O Sousa foi condenado ao pagamento de multa de R$ 5 mil, durante julgamento realizado no Superior Tribunal de Justiça Desportiva (STJD) nesta segunda-feira (14), no Rio de Janeiro. A sessão, que foi adiada cinco vezes, julgou o próprio Sousa Esporte Clube, além do ex-técnico Paulo Foiani, o preparador físico Rafhael Crepaldi Dias da Silva, o médico Jefferson Venicius Andrade Pontes e o presidente Aldeone Abrantes.
Em relação a multa imposta ao Dinossauro, o auditor Gabriel Fonseca afirmou que o relatório produzido pelos policiais do 14º Batalhão da Polícia Militar só reforçou o que foi escrito na súmula, citando questões como “dano patrimonial” e “prejuízo financeiro”.
“Fomos cientificados pelo comandante do CPChoque que durante a condução do trio de arbitragem ao vestiário, perceberam que havia danificado a porta do vestiário dos árbitros, bem como havia populares não identificados que passaram a proferir improperios contra a equipe da arbitragem que, por ora, estavam sob escolta do CPChoque”, disse o auditor, durante leitura do conteúdo do relatório da PMPB.
O ex-treinador Paulo Foiani foi condenado com base nos artigos 258-B e 258, inciso II, do Código Brasileiro de Justiça Desportiva (CBJD), mas teve a pena de uma partida de suspensão convertida em advertência.

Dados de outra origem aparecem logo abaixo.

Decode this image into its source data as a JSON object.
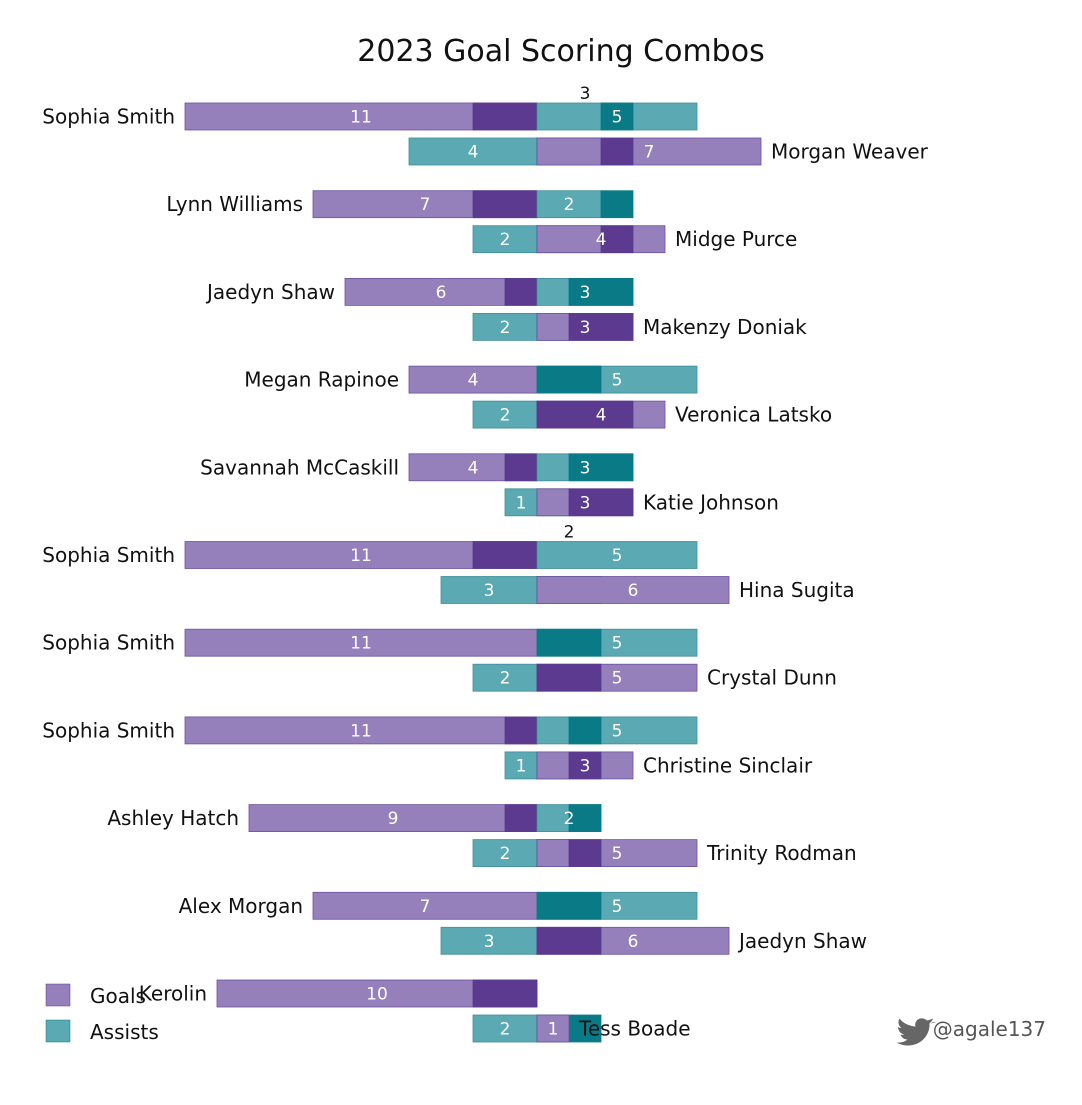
{
  "chart_data": {
    "type": "bar",
    "title": "2023 Goal Scoring Combos",
    "legend": {
      "placement": "bottom-left",
      "items": [
        {
          "label": "Goals",
          "color": "#9580bb"
        },
        {
          "label": "Assists",
          "color": "#5aa9b3"
        }
      ]
    },
    "colors": {
      "goals": "#9580bb",
      "assists": "#5aa9b3",
      "combo_goals": "#5b3a8f",
      "combo_assists": "#0b7a87"
    },
    "credit": "@agale137",
    "credit_icon": "twitter-bird-icon",
    "pairs": [
      {
        "combo": "3",
        "a": {
          "name": "Sophia Smith",
          "goals": 11,
          "combo_goals": 2,
          "combo_assists": 1,
          "assists": 5
        },
        "b": {
          "name": "Morgan Weaver",
          "assists": 4,
          "combo_assists": 2,
          "combo_goals": 1,
          "goals": 7
        }
      },
      {
        "combo": "",
        "a": {
          "name": "Lynn Williams",
          "goals": 7,
          "combo_goals": 2,
          "combo_assists": 1,
          "assists": 2
        },
        "b": {
          "name": "Midge Purce",
          "assists": 2,
          "combo_assists": 2,
          "combo_goals": 1,
          "goals": 4
        }
      },
      {
        "combo": "",
        "a": {
          "name": "Jaedyn Shaw",
          "goals": 6,
          "combo_goals": 1,
          "combo_assists": 2,
          "assists": 3
        },
        "b": {
          "name": "Makenzy Doniak",
          "assists": 2,
          "combo_assists": 1,
          "combo_goals": 2,
          "goals": 3
        }
      },
      {
        "combo": "",
        "a": {
          "name": "Megan Rapinoe",
          "goals": 4,
          "combo_goals": 0,
          "combo_assists": 2,
          "assists": 5
        },
        "b": {
          "name": "Veronica Latsko",
          "assists": 2,
          "combo_assists": 0,
          "combo_goals": 3,
          "goals": 4
        }
      },
      {
        "combo": "",
        "a": {
          "name": "Savannah McCaskill",
          "goals": 4,
          "combo_goals": 1,
          "combo_assists": 2,
          "assists": 3
        },
        "b": {
          "name": "Katie Johnson",
          "assists": 1,
          "combo_assists": 1,
          "combo_goals": 2,
          "goals": 3
        }
      },
      {
        "combo": "2",
        "a": {
          "name": "Sophia Smith",
          "goals": 11,
          "combo_goals": 2,
          "combo_assists": 0,
          "assists": 5
        },
        "b": {
          "name": "Hina Sugita",
          "assists": 3,
          "combo_assists": 2,
          "combo_goals": 0,
          "goals": 6
        }
      },
      {
        "combo": "",
        "a": {
          "name": "Sophia Smith",
          "goals": 11,
          "combo_goals": 0,
          "combo_assists": 2,
          "assists": 5
        },
        "b": {
          "name": "Crystal Dunn",
          "assists": 2,
          "combo_assists": 0,
          "combo_goals": 2,
          "goals": 5
        }
      },
      {
        "combo": "",
        "a": {
          "name": "Sophia Smith",
          "goals": 11,
          "combo_goals": 1,
          "combo_assists": 1,
          "assists": 5
        },
        "b": {
          "name": "Christine Sinclair",
          "assists": 1,
          "combo_assists": 1,
          "combo_goals": 1,
          "goals": 3
        }
      },
      {
        "combo": "",
        "a": {
          "name": "Ashley Hatch",
          "goals": 9,
          "combo_goals": 1,
          "combo_assists": 1,
          "assists": 2
        },
        "b": {
          "name": "Trinity Rodman",
          "assists": 2,
          "combo_assists": 1,
          "combo_goals": 1,
          "goals": 5
        }
      },
      {
        "combo": "",
        "a": {
          "name": "Alex Morgan",
          "goals": 7,
          "combo_goals": 0,
          "combo_assists": 2,
          "assists": 5
        },
        "b": {
          "name": "Jaedyn Shaw",
          "assists": 3,
          "combo_assists": 0,
          "combo_goals": 2,
          "goals": 6
        }
      },
      {
        "combo": "",
        "a": {
          "name": "Kerolin",
          "goals": 10,
          "combo_goals": 2,
          "combo_assists": 0,
          "assists": 0,
          "hide_assist_label": true
        },
        "b": {
          "name": "Tess Boade",
          "assists": 2,
          "combo_assists": 2,
          "combo_goals": 0,
          "goals": 1
        }
      }
    ]
  }
}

Já o preparador físico Rafhael Crepaldi Dias da Silva foi absolvido de todas as acusações. O médico do clube, Jefferson Venicius Andrade Pontes, foi condenado com base no artigo 243-F do CBJD e punido com suspensão de quatro partidas, além de multa no valor de R$ 500.

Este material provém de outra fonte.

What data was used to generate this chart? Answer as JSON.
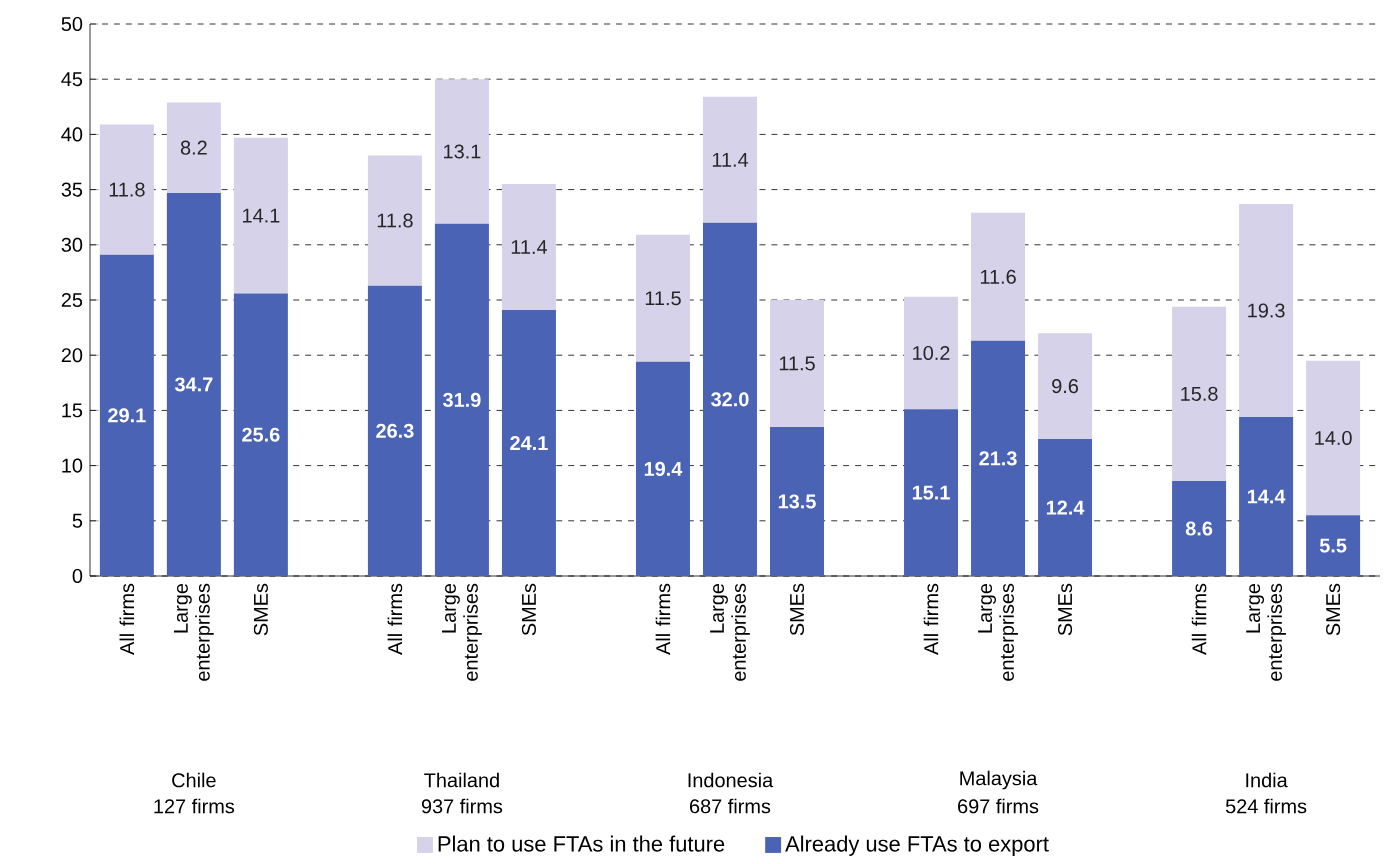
{
  "chart_data": {
    "type": "bar",
    "stacked": true,
    "categories": [
      "All firms",
      "Large enterprises",
      "SMEs",
      null,
      "All firms",
      "Large enterprises",
      "SMEs",
      null,
      "All firms",
      "Large enterprises",
      "SMEs",
      null,
      "All firms",
      "Large enterprises",
      "SMEs",
      null,
      "All firms",
      "Large enterprises",
      "SMEs"
    ],
    "series": [
      {
        "name": "Already use FTAs to export",
        "color": "#4a63b4",
        "values": [
          29.1,
          34.7,
          25.6,
          null,
          26.3,
          31.9,
          24.1,
          null,
          19.4,
          32.0,
          13.5,
          null,
          15.1,
          21.3,
          12.4,
          null,
          8.6,
          14.4,
          5.5
        ],
        "value_labels": [
          "29.1",
          "34.7",
          "25.6",
          null,
          "26.3",
          "31.9",
          "24.1",
          null,
          "19.4",
          "32.0",
          "13.5",
          null,
          "15.1",
          "21.3",
          "12.4",
          null,
          "8.6",
          "14.4",
          "5.5"
        ]
      },
      {
        "name": "Plan to use FTAs in the future",
        "color": "#d6d2ea",
        "values": [
          11.8,
          8.2,
          14.1,
          null,
          11.8,
          13.1,
          11.4,
          null,
          11.5,
          11.4,
          11.5,
          null,
          10.2,
          11.6,
          9.6,
          null,
          15.8,
          19.3,
          14.0
        ],
        "value_labels": [
          "11.8",
          "8.2",
          "14.1",
          null,
          "11.8",
          "13.1",
          "11.4",
          null,
          "11.5",
          "11.4",
          "11.5",
          null,
          "10.2",
          "11.6",
          "9.6",
          null,
          "15.8",
          "19.3",
          "14.0"
        ]
      }
    ],
    "ylim": [
      0,
      50
    ],
    "yticks": [
      0,
      5,
      10,
      15,
      20,
      25,
      30,
      35,
      40,
      45,
      50
    ],
    "grid": "y",
    "legend": "bottom",
    "annotations": [
      "Chile",
      "127 firms",
      "Thailand",
      "937 firms",
      "Indonesia",
      "687 firms",
      "Malaysia",
      "697 firms",
      "India",
      "524 firms"
    ]
  }
}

O presidente do Sousa, Aldeone Abrantes, teve a acusação inicialmente enquadrada no artigo 258-B desclassificada, sendo posteriormente condenado com base no artigo 243-F. Ele foi punido com 15 dias de suspensão e multa de R$ 500.
Entenda o caso
A denúncia, que resultou neste processo, diz respeito aos incidentes registrados durante a partida entre Sousa e RB Bragantino, válida pela primeira fase da Copa do Brasil, realizada no dia 27 de fevereiro, no Marizão, em Sousa. O jogo terminou empatado em 1 a 1, e a equipe paulista avançou na competição ao vencer nos pênaltis por 5 a 4.
Após o apito final, dirigentes do Sousa protestaram contra a arbitragem do goiano Caio Max Augusto Vieira, alegando exagero nos acréscimos (de 11 minutos), que, segundo eles, teriam favorecido o empate do Bragantino, que perdia por 1 a 0 até os instantes finais.
Na súmula, o árbitro relatou ocorrências que motivaram a denúncia do clube e de vários membros da sua comissão técnica e diretoria. O Sousa foi enquadrado nos incisos I, II e III do Artigo 213 do CBJD, que trata da responsabilidade dos clubes pela prevenção e repressão de desordens, invasão de campo e arremesso de objetos durante eventos esportivos. Dos três incisos, o Dinossauro só foi enquadrado no primeiro e absolvido nos outros dois.
Veja o resultado do julgamento e as penas imputadas pelo STJD:
Paulo Foiani (ex-treinador): condenação nos Artigos 258-B e 258, inciso II do CBJD, com suspensão de uma partida, mas convertida em advertência;
Rafhael Crepaldi Dias da Silva (preparador físico): absolvido;
Jefferson Venicius Andrade Pontes (médico): condenado pelo Artigo 243-F (suspensão de quatro partidas e multa de R$ 500);
Francisco Aldeone Abrantes (presidente): desclassificado no Artigo 258-B e condenado com base no Aritgo 243-F (suspensão de 15 dias e multa de R$ 500).